Every Generation Gets the Brain That Fits Its Technology

We rarely think about the brain without tools. Not because we would not want to, but because the brain does not lend itself easily to observation without metaphors. And those metaphors are often drawn from the dominant technologies of the time.

That pattern is very old. Consider the idea of the child as a tabula rasa, an unwritten slate or, more precisely, a smooth wax tablet—later articulated most clearly by Locke and often too readily attributed to Aristotle. Across different periods, the brain has been described as a kind of telephone exchange, as a hydraulic system, as a computer, and as a network and even a box of Lego. Each time, the technology of the moment provided a framework for making something elusive somewhat intelligible. And each time, that framework highlighted certain aspects: what counts as information, what counts as processing, what counts as output.

In the second half of the twentieth century, the computer became the dominant metaphor. Thinking was framed as input–processing–output. Memory became storage. Learning became the efficient encoding and retrieval of information. This metaphor was productive. It led to testable models, better instruments of measurement, and genuine progress in cognitive psychology. But it also had blind spots. Emotion, meaning, context, and motivation fit only awkwardly into such a scheme.

Later, the network moved to the foreground. Connectivism as proposed by Siemens and Downes, distributed knowledge, learning as participation in networks. This, too, was not nonsense. It helped take social and digital dimensions of learning seriously. But once again, something familiar happened: because the network was a powerful description of how knowledge circulates, it sometimes became an explanation of how knowledge comes into being or is accessed. And once again, part of the individual faded from view.

Today, artificial intelligence is the new hype, and more specifically, large language models. Do not be surprised if this becomes our dominant metaphor, even though there is a deep irony in this if one reflects on it a little longer. We speak of layers, representations, and predictions. Of embeddings that grow ever more abstract. Of systems that “understand” language by predicting the next word. And inevitably, we ask: Does our brain work the same way?

Recent research by Goldstein and colleagues shows just how tempting this thought is. Brain signals recorded while people listen to a story turn out to correlate remarkably well, over time, with the internal layers of large language models. Early layers align better with earlier brain activity, while later layers align better with later activity. It is impressive research, methodologically strong, and it reveals something that was previously difficult to observe: a fine-grained picture of how language processing unfolds over time in the brain.
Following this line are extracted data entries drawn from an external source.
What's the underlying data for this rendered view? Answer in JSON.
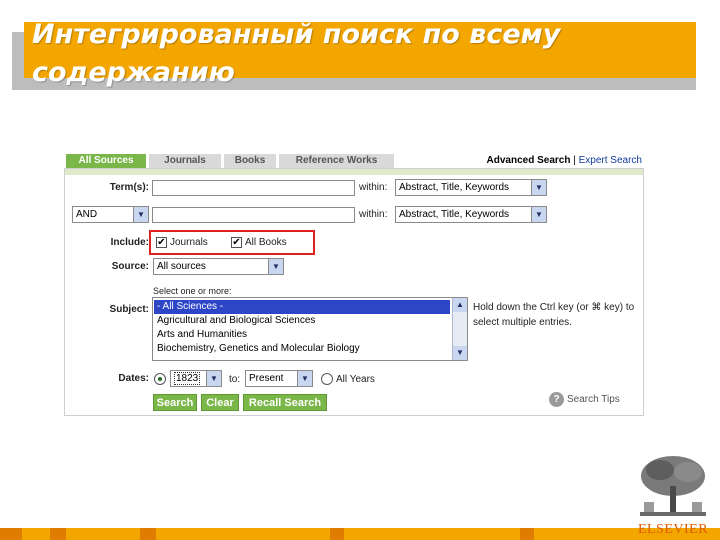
{
  "slide": {
    "title": "Интегрированный поиск по всему содержанию"
  },
  "tabs": [
    {
      "label": "All Sources",
      "active": true
    },
    {
      "label": "Journals",
      "active": false
    },
    {
      "label": "Books",
      "active": false
    },
    {
      "label": "Reference Works",
      "active": false
    }
  ],
  "search_links": {
    "advanced": "Advanced Search",
    "separator": "|",
    "expert": "Expert Search"
  },
  "form": {
    "terms_label": "Term(s):",
    "term1_value": "",
    "term2_value": "",
    "within_label": "within:",
    "within1_value": "Abstract, Title, Keywords",
    "within2_value": "Abstract, Title, Keywords",
    "operator_value": "AND",
    "include_label": "Include:",
    "include_journals": "Journals",
    "include_books": "All Books",
    "journals_checked": true,
    "books_checked": true,
    "source_label": "Source:",
    "source_value": "All sources",
    "select_hint": "Select one or more:",
    "subject_label": "Subject:",
    "subjects": [
      "- All Sciences -",
      "Agricultural and Biological Sciences",
      "Arts and Humanities",
      "Biochemistry, Genetics and Molecular Biology"
    ],
    "subject_selected": "- All Sciences -",
    "subject_hint": "Hold down the Ctrl key (or ⌘ key) to select multiple entries.",
    "dates_label": "Dates:",
    "date_from": "1823",
    "to_label": "to:",
    "date_to": "Present",
    "all_years_label": "All Years",
    "search_button": "Search",
    "clear_button": "Clear",
    "recall_button": "Recall Search",
    "tips_link": "Search Tips"
  },
  "footer": {
    "logo_text": "ELSEVIER"
  },
  "colors": {
    "banner": "#f3a600",
    "tab_active": "#7ab648",
    "highlight_box": "#e0201d",
    "list_selection": "#2d46c8"
  }
}
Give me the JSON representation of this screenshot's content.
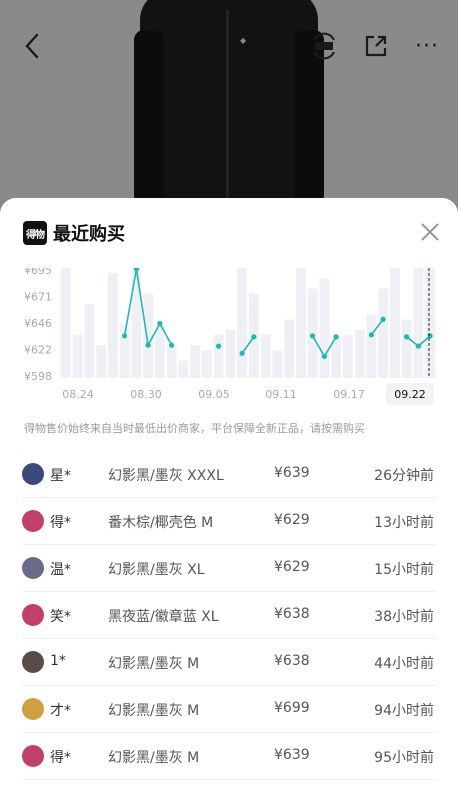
{
  "header": {
    "title": "最近购买",
    "brand_logo_text": "得物"
  },
  "chart_data": {
    "type": "line",
    "y_axis_labels": [
      "¥695",
      "¥671",
      "¥646",
      "¥622",
      "¥598"
    ],
    "ylim": [
      598,
      705
    ],
    "x_axis_labels": [
      "08.24",
      "08.30",
      "09.05",
      "09.11",
      "09.17",
      "09.22"
    ],
    "highlighted_x_label": "09.22",
    "series": [
      {
        "values": [
          null,
          null,
          null,
          null,
          null,
          639,
          704,
          630,
          651,
          630,
          null,
          null,
          null,
          629,
          null,
          622,
          638,
          null,
          null,
          null,
          null,
          639,
          619,
          638,
          null,
          null,
          640,
          655,
          null,
          638,
          629,
          639
        ]
      }
    ],
    "bar_values": [
      705,
      640,
      670,
      630,
      700,
      650,
      705,
      680,
      650,
      630,
      615,
      630,
      625,
      640,
      645,
      705,
      680,
      640,
      625,
      655,
      705,
      685,
      695,
      640,
      640,
      645,
      660,
      685,
      705,
      655,
      705,
      705
    ],
    "grid": true
  },
  "notice": "得物售价始终来自当时最低出价商家，平台保障全新正品，请按需购买",
  "purchases": [
    {
      "user": "星*",
      "sku": "幻影黑/墨灰 XXXL",
      "price": "¥639",
      "time": "26分钟前",
      "avatar_color": "#3b4a7a"
    },
    {
      "user": "得*",
      "sku": "番木棕/椰壳色 M",
      "price": "¥629",
      "time": "13小时前",
      "avatar_color": "#c0406a"
    },
    {
      "user": "温*",
      "sku": "幻影黑/墨灰 XL",
      "price": "¥629",
      "time": "15小时前",
      "avatar_color": "#6a6a8a"
    },
    {
      "user": "笑*",
      "sku": "黑夜蓝/徽章蓝 XL",
      "price": "¥638",
      "time": "38小时前",
      "avatar_color": "#c0406a"
    },
    {
      "user": "1*",
      "sku": "幻影黑/墨灰 M",
      "price": "¥638",
      "time": "44小时前",
      "avatar_color": "#5a4a4a"
    },
    {
      "user": "才*",
      "sku": "幻影黑/墨灰 M",
      "price": "¥699",
      "time": "94小时前",
      "avatar_color": "#d0a040"
    },
    {
      "user": "得*",
      "sku": "幻影黑/墨灰 M",
      "price": "¥639",
      "time": "95小时前",
      "avatar_color": "#c0406a"
    }
  ],
  "colors": {
    "line": "#20b8b0",
    "bar": "#eef0f6",
    "overlay": "#8a8a8a"
  }
}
But this is precisely where the metaphor becomes dangerously attractive. It is one thing to observe that two systems display similar structures. It is quite another to conclude that they do the same thing, in the same way, or are even the same.

The fact that language models have a hierarchical representation structure does not imply that the brain processes tokens. The fact that they predict well does not mean that human language processing can be reduced to next-word prediction (even if this mutual prediction works rather well in my relationship, too). What it mainly shows is that these models, precisely because they are so powerful, impose a new grid on our data. They allow us to see patterns that were previously invisible. But they may also determine which patterns we end up looking for in the first place.
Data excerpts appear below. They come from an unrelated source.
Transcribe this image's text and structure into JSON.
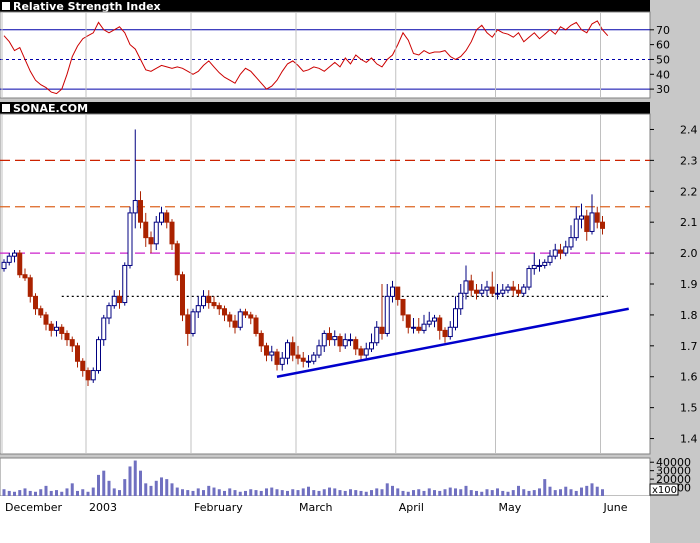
{
  "rsi_panel": {
    "title": "Relative Strength Index",
    "ticks": [
      "70",
      "60",
      "50",
      "40",
      "30"
    ],
    "tick_values": [
      70,
      60,
      50,
      40,
      30
    ],
    "ylim": [
      24,
      82
    ],
    "line_color": "#cc0000",
    "levels": [
      {
        "value": 70,
        "style": "solid",
        "color": "#0000aa"
      },
      {
        "value": 50,
        "style": "dashed",
        "color": "#0000aa"
      },
      {
        "value": 30,
        "style": "solid",
        "color": "#0000aa"
      }
    ],
    "values": [
      66,
      62,
      56,
      58,
      50,
      42,
      36,
      33,
      31,
      28,
      27,
      30,
      40,
      52,
      59,
      64,
      66,
      68,
      75,
      70,
      68,
      70,
      72,
      68,
      60,
      57,
      50,
      43,
      42,
      44,
      46,
      45,
      44,
      45,
      44,
      42,
      40,
      42,
      46,
      49,
      45,
      41,
      38,
      36,
      34,
      40,
      44,
      42,
      38,
      34,
      30,
      32,
      36,
      42,
      47,
      49,
      46,
      42,
      43,
      45,
      44,
      42,
      45,
      48,
      45,
      51,
      47,
      53,
      50,
      48,
      51,
      47,
      45,
      50,
      53,
      60,
      68,
      63,
      54,
      53,
      56,
      54,
      55,
      55,
      56,
      52,
      50,
      52,
      56,
      62,
      70,
      73,
      68,
      65,
      70,
      68,
      67,
      65,
      68,
      62,
      65,
      68,
      64,
      67,
      70,
      67,
      72,
      70,
      73,
      75,
      70,
      68,
      74,
      76,
      70,
      66
    ]
  },
  "price_panel": {
    "title": "SONAE.COM",
    "ticks": [
      "2.4",
      "2.3",
      "2.2",
      "2.1",
      "2.0",
      "1.9",
      "1.8",
      "1.7",
      "1.6",
      "1.5",
      "1.4"
    ],
    "tick_values": [
      2.4,
      2.3,
      2.2,
      2.1,
      2.0,
      1.9,
      1.8,
      1.7,
      1.6,
      1.5,
      1.4
    ],
    "up_color": "#000080",
    "down_color": "#aa2200",
    "hlines": [
      {
        "value": 2.3,
        "color": "#cc2200",
        "dash": "long"
      },
      {
        "value": 2.15,
        "color": "#dd6622",
        "dash": "long"
      },
      {
        "value": 2.0,
        "color": "#cc22cc",
        "dash": "long"
      },
      {
        "value": 1.86,
        "color": "#000000",
        "dash": "dot"
      }
    ]
  },
  "volume_panel": {
    "ticks": [
      "40000",
      "30000",
      "20000",
      "10000"
    ],
    "tick_values": [
      40000,
      30000,
      20000,
      10000
    ],
    "unit_label": "x100",
    "bar_color": "#7070c0"
  },
  "x_axis": {
    "month_labels": [
      {
        "label": "December",
        "index": 0
      },
      {
        "label": "2003",
        "index": 16
      },
      {
        "label": "February",
        "index": 36
      },
      {
        "label": "March",
        "index": 56
      },
      {
        "label": "April",
        "index": 75
      },
      {
        "label": "May",
        "index": 94
      },
      {
        "label": "June",
        "index": 114
      }
    ]
  },
  "chart_data": {
    "type": "candlestick",
    "title": "SONAE.COM",
    "ylim": [
      1.35,
      2.45
    ],
    "open": [
      1.95,
      1.97,
      1.99,
      2.0,
      1.93,
      1.92,
      1.86,
      1.82,
      1.8,
      1.77,
      1.75,
      1.76,
      1.74,
      1.72,
      1.7,
      1.65,
      1.62,
      1.59,
      1.62,
      1.72,
      1.79,
      1.83,
      1.86,
      1.84,
      1.96,
      2.13,
      2.17,
      2.1,
      2.05,
      2.03,
      2.1,
      2.13,
      2.1,
      2.03,
      1.93,
      1.8,
      1.74,
      1.81,
      1.83,
      1.86,
      1.84,
      1.83,
      1.82,
      1.8,
      1.78,
      1.76,
      1.81,
      1.8,
      1.79,
      1.74,
      1.7,
      1.67,
      1.68,
      1.64,
      1.66,
      1.71,
      1.67,
      1.66,
      1.65,
      1.65,
      1.67,
      1.7,
      1.74,
      1.72,
      1.73,
      1.7,
      1.72,
      1.72,
      1.69,
      1.67,
      1.69,
      1.71,
      1.76,
      1.74,
      1.86,
      1.89,
      1.85,
      1.8,
      1.76,
      1.76,
      1.75,
      1.77,
      1.78,
      1.79,
      1.75,
      1.73,
      1.76,
      1.82,
      1.87,
      1.91,
      1.88,
      1.87,
      1.88,
      1.89,
      1.87,
      1.87,
      1.88,
      1.89,
      1.88,
      1.87,
      1.89,
      1.95,
      1.96,
      1.96,
      1.97,
      1.99,
      2.01,
      2.0,
      2.02,
      2.05,
      2.11,
      2.12,
      2.07,
      2.13,
      2.1
    ],
    "close": [
      1.97,
      1.99,
      2.0,
      1.93,
      1.92,
      1.86,
      1.82,
      1.8,
      1.77,
      1.75,
      1.76,
      1.74,
      1.72,
      1.7,
      1.65,
      1.62,
      1.59,
      1.62,
      1.72,
      1.79,
      1.83,
      1.86,
      1.84,
      1.96,
      2.13,
      2.17,
      2.1,
      2.05,
      2.03,
      2.1,
      2.13,
      2.1,
      2.03,
      1.93,
      1.8,
      1.74,
      1.81,
      1.83,
      1.86,
      1.84,
      1.83,
      1.82,
      1.8,
      1.78,
      1.76,
      1.81,
      1.8,
      1.79,
      1.74,
      1.7,
      1.67,
      1.68,
      1.64,
      1.66,
      1.71,
      1.67,
      1.66,
      1.65,
      1.65,
      1.67,
      1.7,
      1.74,
      1.72,
      1.73,
      1.7,
      1.72,
      1.72,
      1.69,
      1.67,
      1.69,
      1.71,
      1.76,
      1.74,
      1.86,
      1.89,
      1.85,
      1.8,
      1.76,
      1.76,
      1.75,
      1.77,
      1.78,
      1.79,
      1.75,
      1.73,
      1.76,
      1.82,
      1.87,
      1.91,
      1.88,
      1.87,
      1.88,
      1.89,
      1.87,
      1.87,
      1.88,
      1.89,
      1.88,
      1.87,
      1.89,
      1.95,
      1.96,
      1.96,
      1.97,
      1.99,
      2.01,
      2.0,
      2.02,
      2.05,
      2.11,
      2.12,
      2.07,
      2.13,
      2.1,
      2.08
    ],
    "high": [
      1.98,
      2.0,
      2.01,
      2.01,
      1.95,
      1.93,
      1.87,
      1.83,
      1.81,
      1.78,
      1.78,
      1.77,
      1.75,
      1.73,
      1.71,
      1.66,
      1.63,
      1.63,
      1.73,
      1.8,
      1.84,
      1.88,
      1.88,
      1.97,
      2.15,
      2.4,
      2.2,
      2.13,
      2.07,
      2.12,
      2.15,
      2.14,
      2.11,
      2.04,
      1.94,
      1.82,
      1.82,
      1.86,
      1.88,
      1.88,
      1.86,
      1.84,
      1.83,
      1.81,
      1.8,
      1.82,
      1.82,
      1.81,
      1.8,
      1.75,
      1.71,
      1.7,
      1.69,
      1.68,
      1.72,
      1.73,
      1.7,
      1.68,
      1.67,
      1.68,
      1.72,
      1.75,
      1.76,
      1.75,
      1.74,
      1.74,
      1.74,
      1.73,
      1.7,
      1.71,
      1.74,
      1.78,
      1.9,
      1.9,
      1.91,
      1.88,
      1.82,
      1.78,
      1.79,
      1.79,
      1.8,
      1.81,
      1.8,
      1.8,
      1.76,
      1.78,
      1.86,
      1.9,
      1.96,
      1.93,
      1.9,
      1.9,
      1.91,
      1.94,
      1.9,
      1.9,
      1.9,
      1.91,
      1.9,
      1.9,
      1.96,
      2.0,
      1.98,
      1.98,
      2.01,
      2.03,
      2.03,
      2.04,
      2.09,
      2.15,
      2.16,
      2.14,
      2.19,
      2.15,
      2.12
    ],
    "low": [
      1.94,
      1.96,
      1.97,
      1.92,
      1.91,
      1.84,
      1.8,
      1.79,
      1.75,
      1.73,
      1.73,
      1.72,
      1.7,
      1.68,
      1.63,
      1.6,
      1.57,
      1.58,
      1.61,
      1.7,
      1.77,
      1.82,
      1.82,
      1.83,
      1.95,
      2.08,
      2.08,
      2.02,
      2.0,
      2.01,
      2.09,
      2.08,
      2.01,
      1.91,
      1.78,
      1.7,
      1.73,
      1.79,
      1.82,
      1.82,
      1.82,
      1.8,
      1.78,
      1.76,
      1.74,
      1.75,
      1.79,
      1.77,
      1.73,
      1.68,
      1.65,
      1.65,
      1.62,
      1.62,
      1.64,
      1.65,
      1.64,
      1.63,
      1.63,
      1.64,
      1.66,
      1.68,
      1.7,
      1.7,
      1.68,
      1.69,
      1.7,
      1.67,
      1.65,
      1.66,
      1.68,
      1.7,
      1.72,
      1.73,
      1.84,
      1.83,
      1.78,
      1.74,
      1.74,
      1.74,
      1.74,
      1.76,
      1.76,
      1.72,
      1.71,
      1.72,
      1.75,
      1.8,
      1.85,
      1.86,
      1.85,
      1.86,
      1.86,
      1.86,
      1.85,
      1.86,
      1.87,
      1.86,
      1.86,
      1.86,
      1.88,
      1.93,
      1.94,
      1.95,
      1.96,
      1.98,
      1.98,
      1.99,
      2.01,
      2.04,
      2.08,
      2.04,
      2.06,
      2.08,
      2.06
    ],
    "volume": [
      800,
      600,
      500,
      700,
      900,
      600,
      500,
      800,
      1200,
      600,
      700,
      500,
      900,
      1500,
      600,
      800,
      500,
      1000,
      2500,
      3000,
      1800,
      900,
      700,
      2000,
      3500,
      4200,
      3000,
      1500,
      1200,
      1800,
      2200,
      2000,
      1500,
      1000,
      800,
      700,
      600,
      900,
      700,
      1200,
      1000,
      800,
      600,
      900,
      700,
      500,
      600,
      800,
      700,
      600,
      900,
      1000,
      800,
      700,
      600,
      800,
      700,
      900,
      1100,
      700,
      600,
      800,
      1000,
      900,
      700,
      600,
      800,
      700,
      600,
      500,
      700,
      900,
      800,
      1500,
      1200,
      900,
      600,
      500,
      700,
      800,
      600,
      900,
      700,
      600,
      800,
      1000,
      900,
      800,
      1200,
      700,
      600,
      500,
      800,
      700,
      900,
      600,
      500,
      700,
      1200,
      800,
      600,
      700,
      900,
      2000,
      1100,
      700,
      800,
      1100,
      800,
      600,
      1000,
      1200,
      1500,
      1100,
      800
    ],
    "volume_scale": [
      0,
      4500
    ],
    "trendlines": [
      {
        "from": [
          52,
          1.6
        ],
        "to": [
          119,
          1.82
        ],
        "color": "#0000cc"
      }
    ]
  }
}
That is no reason to distrust such metaphors. It is, however, a reason to keep them in their proper place. Technology is rarely a neutral mirror of reality. It is a pair of glasses. And every pair of glasses sharpens certain contours while blurring others.

What is striking is how this mechanism keeps repeating itself. Each new technology corrects the previous metaphor, but at the same time installs its own set of assumptions. The computer metaphor made internal mental processes discussable again after behaviourism. The network corrected some of the limits of computer-based thinking. And now AI, in turn, is correcting the network. Yet each time, we risk forgetting that this new description is also provisional.

Perhaps that is not a problem. Perhaps we can only understand the brain through temporary metaphors. What does become problematic is when we mistake those metaphors for explanations—when a model is no longer a tool for thinking, but an answer to the question of how thinking “really” works.

History suggests something else. Not that metaphors are wrong, but that they lose their value once we forget that they are metaphors. The brain is not a computer. It was not one in 1985, it was not one in 2005, and it is not one in 2026. But every generation will once again need technology to say something meaningful about it.

The challenge, then, is not to find the one true metaphor and fix it in place forever. The challenge is to retain, with every new metaphor, the discipline to keep seeing its limits. Perhaps the fact that today we like to think in terms of layers, predictions, and embeddings says as much about our technology as it does about our brains.